そのまま、傷口に手を当て発勁で吹き飛ばし物理的な距離を開ける。ヌンチャクと一直線状になっていればこのまま、一緒にダメージを与えることができていた。だが、王子の姿を確認するために動いていた。見えないところから攻撃されることを防ぐためだ。
その間に盾持ちが合流した。槍持ちのオークの傷が深く、もう死ぬ寸前だろう。開いている傷口に光魔法でとどめを刺す。殺されたところを確認すると同時に、オークたちは一旦距離を開けた。そこに飛んでくるのが矢だ。
口に数本の矢を咥え、放った瞬間にそこから補充する形で撃っている。弓矢って銃の下位互換だな・・・。音が小さいため奇襲には向いているが、それ以外に適性がない。矢の補充をしている間に魔法が飛ばされる。この状態なら、魔力切れを待つくらいしかすることができないな・・・。

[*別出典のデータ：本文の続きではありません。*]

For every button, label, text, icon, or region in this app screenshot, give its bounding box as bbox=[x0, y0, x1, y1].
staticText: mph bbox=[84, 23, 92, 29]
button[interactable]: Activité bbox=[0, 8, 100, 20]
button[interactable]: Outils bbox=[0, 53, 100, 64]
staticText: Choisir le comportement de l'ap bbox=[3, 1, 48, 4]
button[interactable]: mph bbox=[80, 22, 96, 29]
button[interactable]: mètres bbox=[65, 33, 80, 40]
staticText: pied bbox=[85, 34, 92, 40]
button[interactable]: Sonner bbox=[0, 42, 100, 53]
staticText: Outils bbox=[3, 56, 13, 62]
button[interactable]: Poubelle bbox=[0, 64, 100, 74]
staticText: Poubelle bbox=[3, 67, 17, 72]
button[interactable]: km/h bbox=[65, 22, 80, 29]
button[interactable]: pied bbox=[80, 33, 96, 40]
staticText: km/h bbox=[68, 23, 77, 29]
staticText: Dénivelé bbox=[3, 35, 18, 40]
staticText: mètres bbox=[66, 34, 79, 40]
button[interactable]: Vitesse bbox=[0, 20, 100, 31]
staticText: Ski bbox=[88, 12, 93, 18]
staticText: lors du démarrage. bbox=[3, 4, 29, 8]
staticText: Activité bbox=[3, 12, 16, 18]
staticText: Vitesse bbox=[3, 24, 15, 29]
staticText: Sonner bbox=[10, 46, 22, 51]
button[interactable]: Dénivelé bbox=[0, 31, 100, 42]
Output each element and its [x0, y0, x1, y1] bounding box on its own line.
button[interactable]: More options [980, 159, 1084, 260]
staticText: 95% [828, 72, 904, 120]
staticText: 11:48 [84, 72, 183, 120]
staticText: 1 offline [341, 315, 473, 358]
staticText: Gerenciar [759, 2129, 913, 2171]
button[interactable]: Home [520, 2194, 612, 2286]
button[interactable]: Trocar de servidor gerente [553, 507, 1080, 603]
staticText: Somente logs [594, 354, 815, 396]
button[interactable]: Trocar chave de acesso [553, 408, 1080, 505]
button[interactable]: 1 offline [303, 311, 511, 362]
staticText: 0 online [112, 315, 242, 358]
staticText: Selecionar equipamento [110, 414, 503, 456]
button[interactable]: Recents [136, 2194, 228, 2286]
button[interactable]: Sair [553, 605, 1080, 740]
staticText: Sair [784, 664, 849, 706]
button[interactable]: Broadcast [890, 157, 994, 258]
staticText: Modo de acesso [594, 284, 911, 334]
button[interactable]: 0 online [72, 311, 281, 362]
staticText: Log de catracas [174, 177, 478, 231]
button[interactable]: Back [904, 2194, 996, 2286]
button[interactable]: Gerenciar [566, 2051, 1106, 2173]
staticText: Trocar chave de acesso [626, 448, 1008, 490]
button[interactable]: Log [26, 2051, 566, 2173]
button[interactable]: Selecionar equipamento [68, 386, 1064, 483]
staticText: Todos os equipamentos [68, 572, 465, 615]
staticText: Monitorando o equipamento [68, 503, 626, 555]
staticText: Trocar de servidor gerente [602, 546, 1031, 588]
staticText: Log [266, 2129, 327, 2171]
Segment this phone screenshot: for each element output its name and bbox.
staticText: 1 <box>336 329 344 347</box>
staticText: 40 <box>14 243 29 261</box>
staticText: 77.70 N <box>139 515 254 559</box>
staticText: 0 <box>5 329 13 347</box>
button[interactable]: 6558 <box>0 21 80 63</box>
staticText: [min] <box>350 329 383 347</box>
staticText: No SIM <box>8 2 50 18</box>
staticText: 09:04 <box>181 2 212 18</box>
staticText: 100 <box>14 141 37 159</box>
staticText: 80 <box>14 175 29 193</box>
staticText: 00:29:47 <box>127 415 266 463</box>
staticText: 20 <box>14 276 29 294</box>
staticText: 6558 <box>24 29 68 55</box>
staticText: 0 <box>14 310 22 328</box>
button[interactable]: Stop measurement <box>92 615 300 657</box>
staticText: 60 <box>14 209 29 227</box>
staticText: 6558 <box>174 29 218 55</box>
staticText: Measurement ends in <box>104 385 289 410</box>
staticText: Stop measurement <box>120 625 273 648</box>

ここに、下がり気味だったヌンチャクと盾持ちが攻撃を仕掛ける。魔法ならある程度の操作が効くのだから、攻撃をするのならこのタイミングだ。ライトジャベリンを前衛のオークを狙い放つ。魔法の追尾性を知っているようで、盾で受け止めたりヌンチャクで壊そうとしている。
だが、あの王子が選択したのは閃光として爆発だ。要は目眩しだ。視界が白く輝いている状態がしばらく続く。人影なんか見ることはできない。完全にはまっているな。そのまま視界から外れている間に近づき、ヌンチャクの方を切り裂いて殺す。
盾を持っているオークの方が近かったが、攻撃を読むことができないヌンチャクを優先したようだ。飛ばされていた魔法はあの光の影響で位置を見失い、最初にいたあたりの場所に当たる。これで3対1だ。最初に言っていた、囲まれないようにするということを少し実践で取り入れた感じだ。
あの盾を持っているオークに近づいたことで、遠距離持ちが機能しなくなった。片手で振り下ろした剣を上に弾かれた。両手と片手では圧倒的に両手の方が強い。その腕から力が抜け、剣から手を離してしまった。もう、攻撃できる手段がなくなった。そのため、剣を拾いにいくことを諦め、盾をどっしりと構え防御に徹する。
ここをどう攻略するのかだ。選択した攻撃方法は発勁だ。一瞬盾の下に入ることで完全に視界から消える。盾持ちのオークは移動後の攻撃を警戒するために少し防御が甘くなった。そこに発勁が刺さる。どっしりと構えていれば耐えることができていたはずだ。
だが、綺麗に入ったことで吹き飛ばされ魔法でとどめを刺される。残っているのは後衛だけだ。そのまま、殲滅されこの階層をソロでクリアしてみせた。